Morocco / Western Sahara: Investigate migrants’ deaths
Amnesty International today called on the Moroccan government to immediately open a comprehensive, independent and impartial investigation into claims that at least 28 migrants drowned at sea after their boat was jostled and punctured by members of the Moroccan security forces.
Amnesty International has spoken to some of the survivors. According to their testimonies at least 28 persons drowned, including four children aged between two and four years old. One Nigerian woman said her daughter Soses, aged three years and four months, was among the dead.
Moroccan authorities have categorically denied that anyone in the security forces was responsible for these deaths at sea, off the port of Al Hoceima, on Monday 28 April. They said that the security forces had rescued people about to die and also collected ten bodies.
Survivors of the drowning said that the inflatable boat which 72 of them had boarded was approached by four Moroccan members of the security forces on a boat, who asked them to stop. The migrants said that they refused to stop so the Moroccan security forces came closer to their boat, started to shake it, and then one member of the security forces punctured the inflatable boat in four places with a knife.
The survivors of the drowning were rescued by two other boats of the Moroccan security forces and taken back to land.
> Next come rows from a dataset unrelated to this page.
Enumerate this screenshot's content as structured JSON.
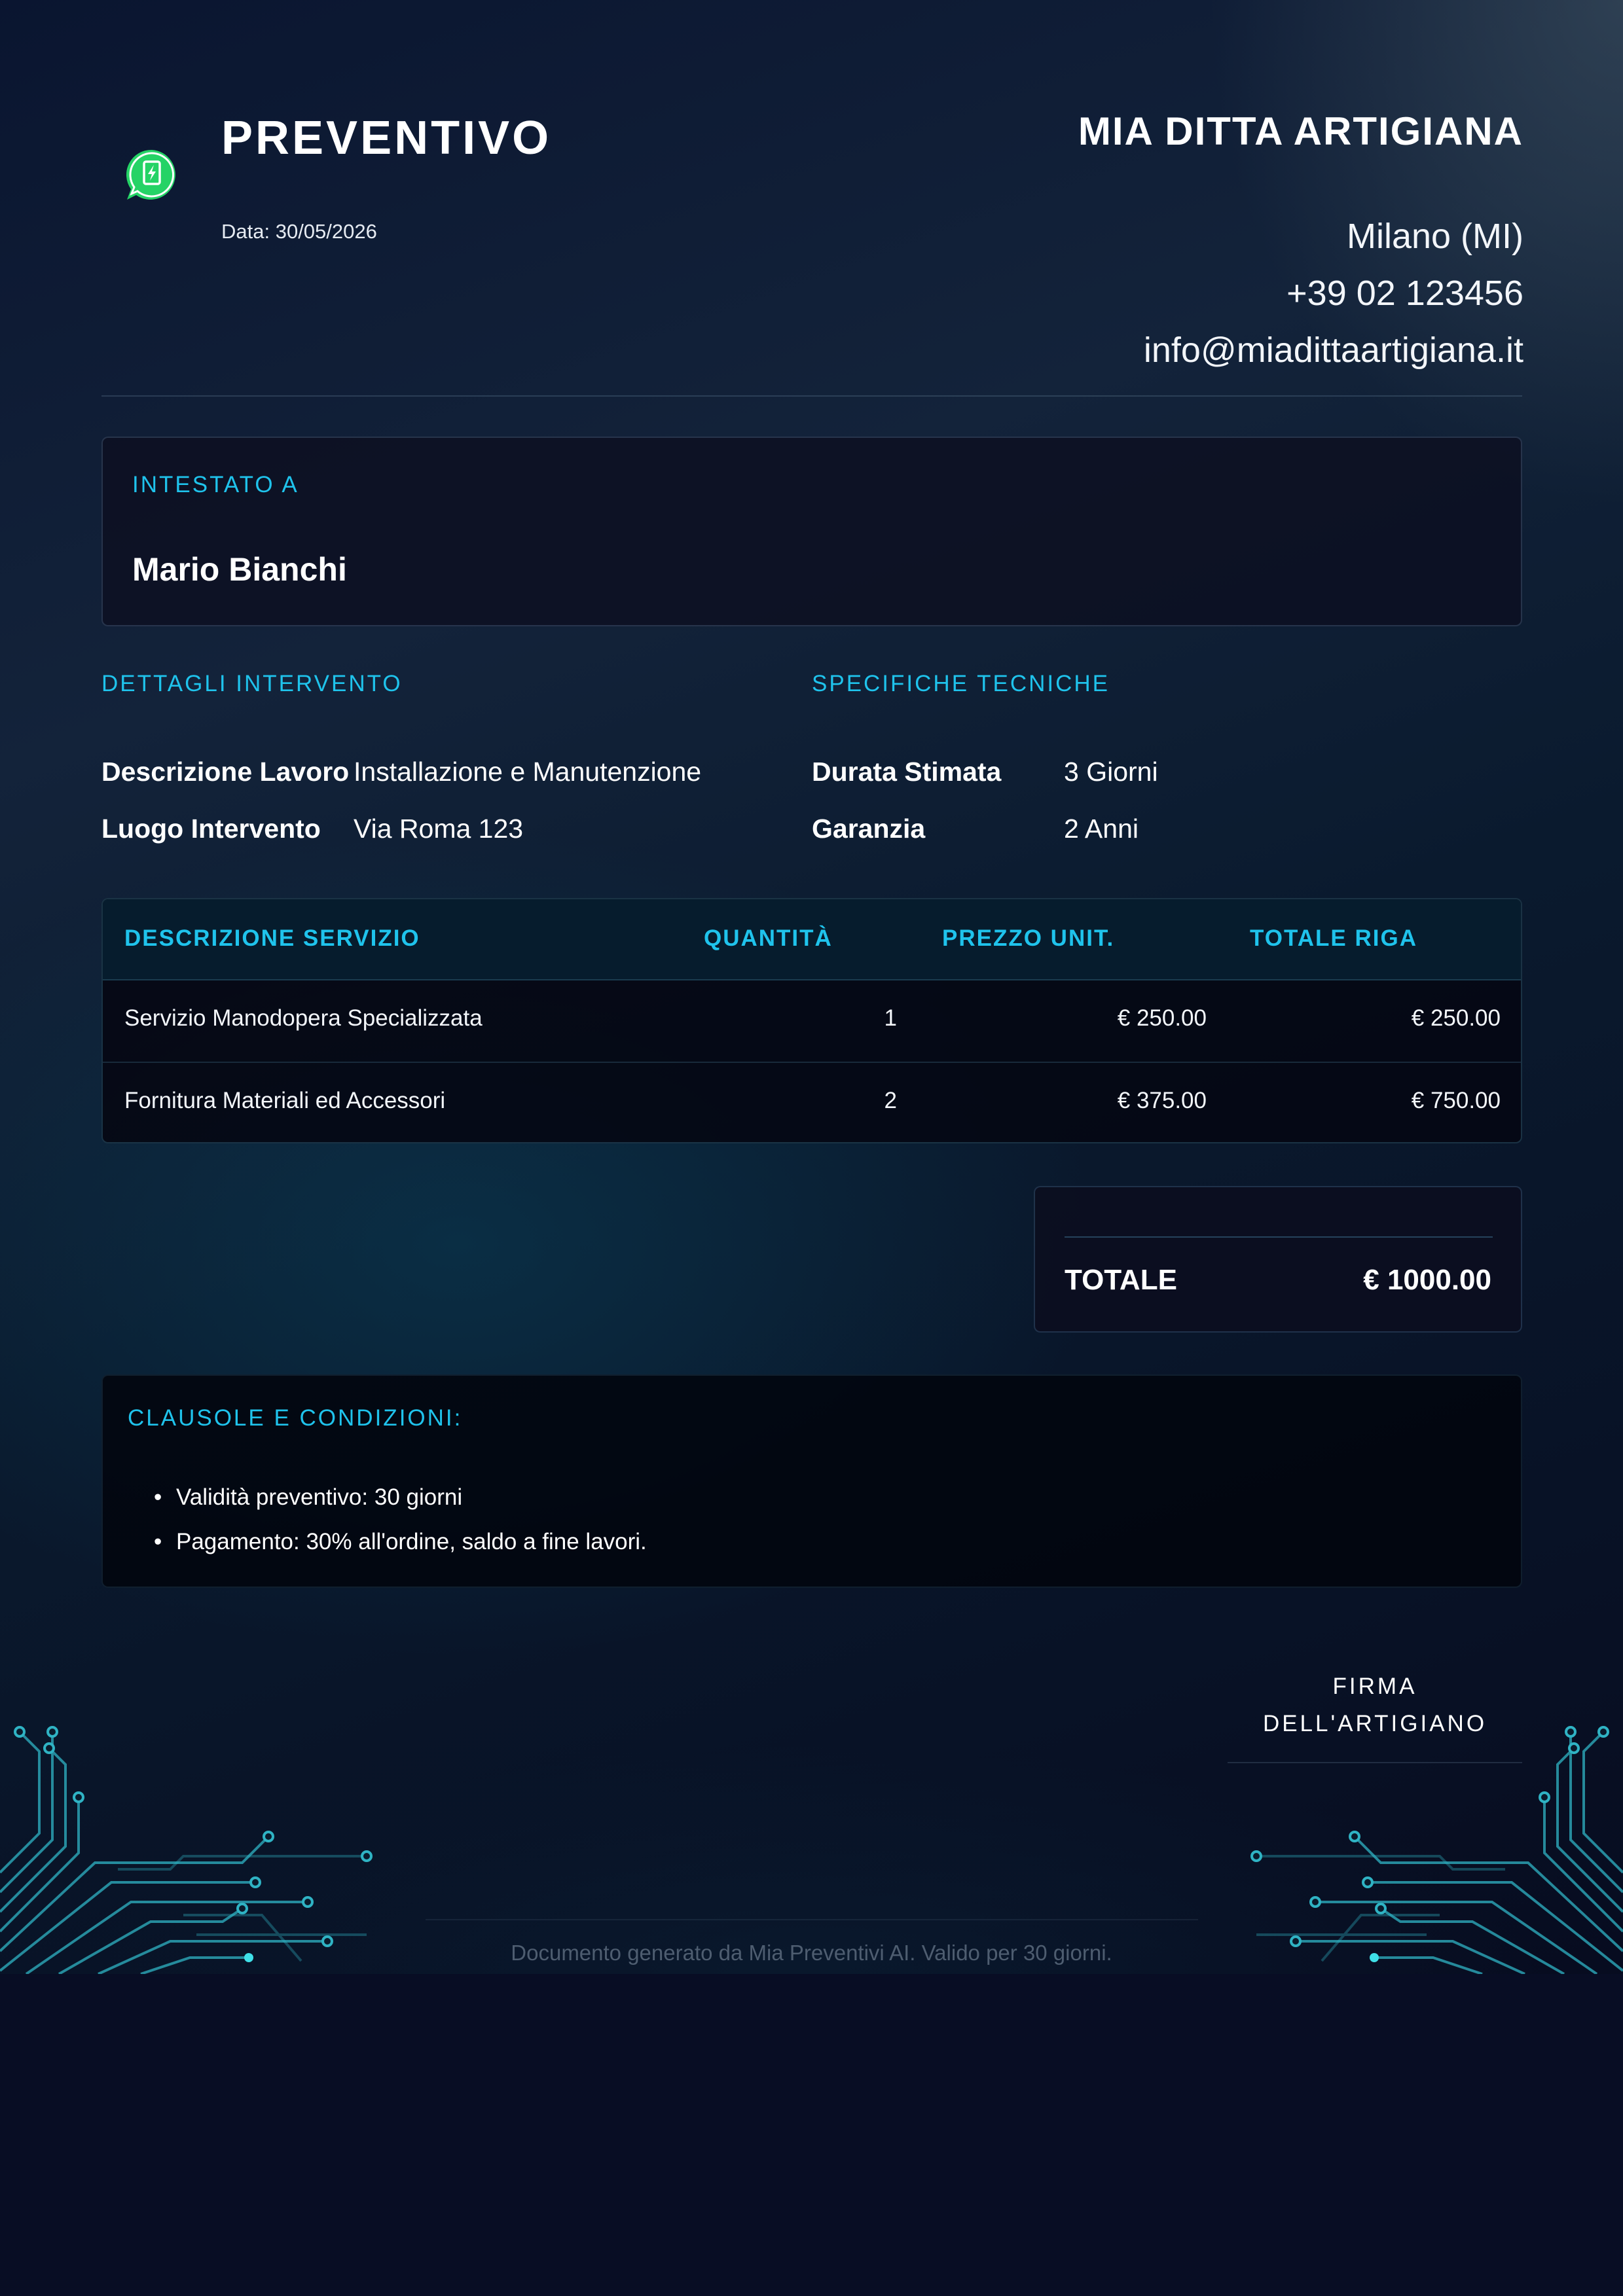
{
  "header": {
    "logo_icon": "invoice-bolt-icon",
    "title": "PREVENTIVO",
    "date": "Data: 30/05/2026"
  },
  "company": {
    "name": "MIA DITTA ARTIGIANA",
    "city": "Milano (MI)",
    "phone": "+39 02 123456",
    "email": "info@miadittaartigiana.it"
  },
  "client": {
    "label": "INTESTATO A",
    "name": "Mario Bianchi"
  },
  "details": {
    "label": "DETTAGLI INTERVENTO",
    "rows": [
      {
        "key": "Descrizione Lavoro",
        "value": "Installazione e Manutenzione"
      },
      {
        "key": "Luogo Intervento",
        "value": "Via Roma 123"
      }
    ]
  },
  "specs": {
    "label": "SPECIFICHE TECNICHE",
    "rows": [
      {
        "key": "Durata Stimata",
        "value": "3 Giorni"
      },
      {
        "key": "Garanzia",
        "value": "2 Anni"
      }
    ]
  },
  "table": {
    "headers": [
      "DESCRIZIONE SERVIZIO",
      "QUANTITÀ",
      "PREZZO UNIT.",
      "TOTALE RIGA"
    ],
    "rows": [
      [
        "Servizio Manodopera Specializzata",
        "1",
        "€ 250.00",
        "€ 250.00"
      ],
      [
        "Fornitura Materiali ed Accessori",
        "2",
        "€ 375.00",
        "€ 750.00"
      ]
    ]
  },
  "total": {
    "label": "TOTALE",
    "value": "€ 1000.00"
  },
  "terms": {
    "label": "CLAUSOLE E CONDIZIONI:",
    "items": [
      "Validità preventivo: 30 giorni",
      "Pagamento: 30% all'ordine, saldo a fine lavori."
    ]
  },
  "signature": {
    "line1": "FIRMA",
    "line2": "DELL'ARTIGIANO"
  },
  "footer": "Documento generato da Mia Preventivi AI. Valido per 30 giorni.",
  "colors": {
    "accent": "#1fc3ec",
    "background": "#080d24",
    "logo_green": "#25d366"
  }
}
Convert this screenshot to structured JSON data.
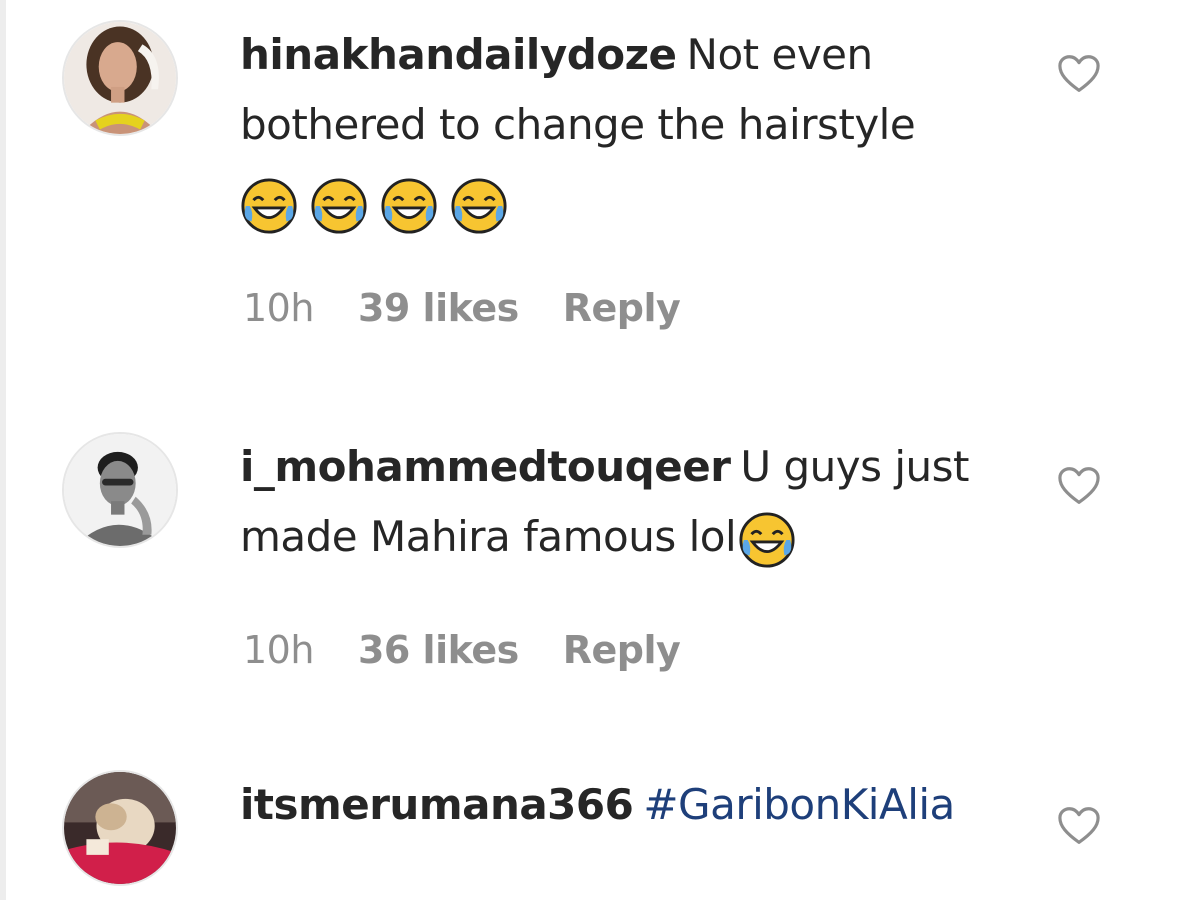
{
  "comments": [
    {
      "username": "hinakhandailydoze",
      "text": "Not even bothered to change the hairstyle",
      "emojis": [
        "face-with-tears-of-joy-icon",
        "face-with-tears-of-joy-icon",
        "face-with-tears-of-joy-icon",
        "face-with-tears-of-joy-icon"
      ],
      "time": "10h",
      "likes": "39 likes",
      "reply": "Reply"
    },
    {
      "username": "i_mohammedtouqeer",
      "text": "U guys just made Mahira famous lol",
      "emojis": [
        "face-with-tears-of-joy-icon"
      ],
      "time": "10h",
      "likes": "36 likes",
      "reply": "Reply"
    },
    {
      "username": "itsmerumana366",
      "hashtag": "#GaribonKiAlia"
    }
  ],
  "colors": {
    "text": "#262626",
    "meta": "#8e8e8e",
    "hashtag": "#1e3f7a"
  }
}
Some of the dead bodies were also reportedly transported back to the shore. Once on land, two survivors were taken to hospital, while the others were taken to a police station where their photographs and fingerprints were taken. They told Amnesty International that they were later taken on a truck over night and left near the city of Oujda, at the frontier with Algeria, in what appears to be a summary expulsion.
“We have asked for an investigation into these deaths, that the results are made public and that anyone found responsible for causing the deaths be brought to justice,” said Amnesty International.
“However, previous investigations opened by the Moroccan authorities into migrants shot dead in Ceuta and Mellila in 2005 and in Western Sahara in 2007 have not so far been concluded. The Moroccan authorities must give a clear signal that, if there is a case to answer, the security forces will be held accountable.”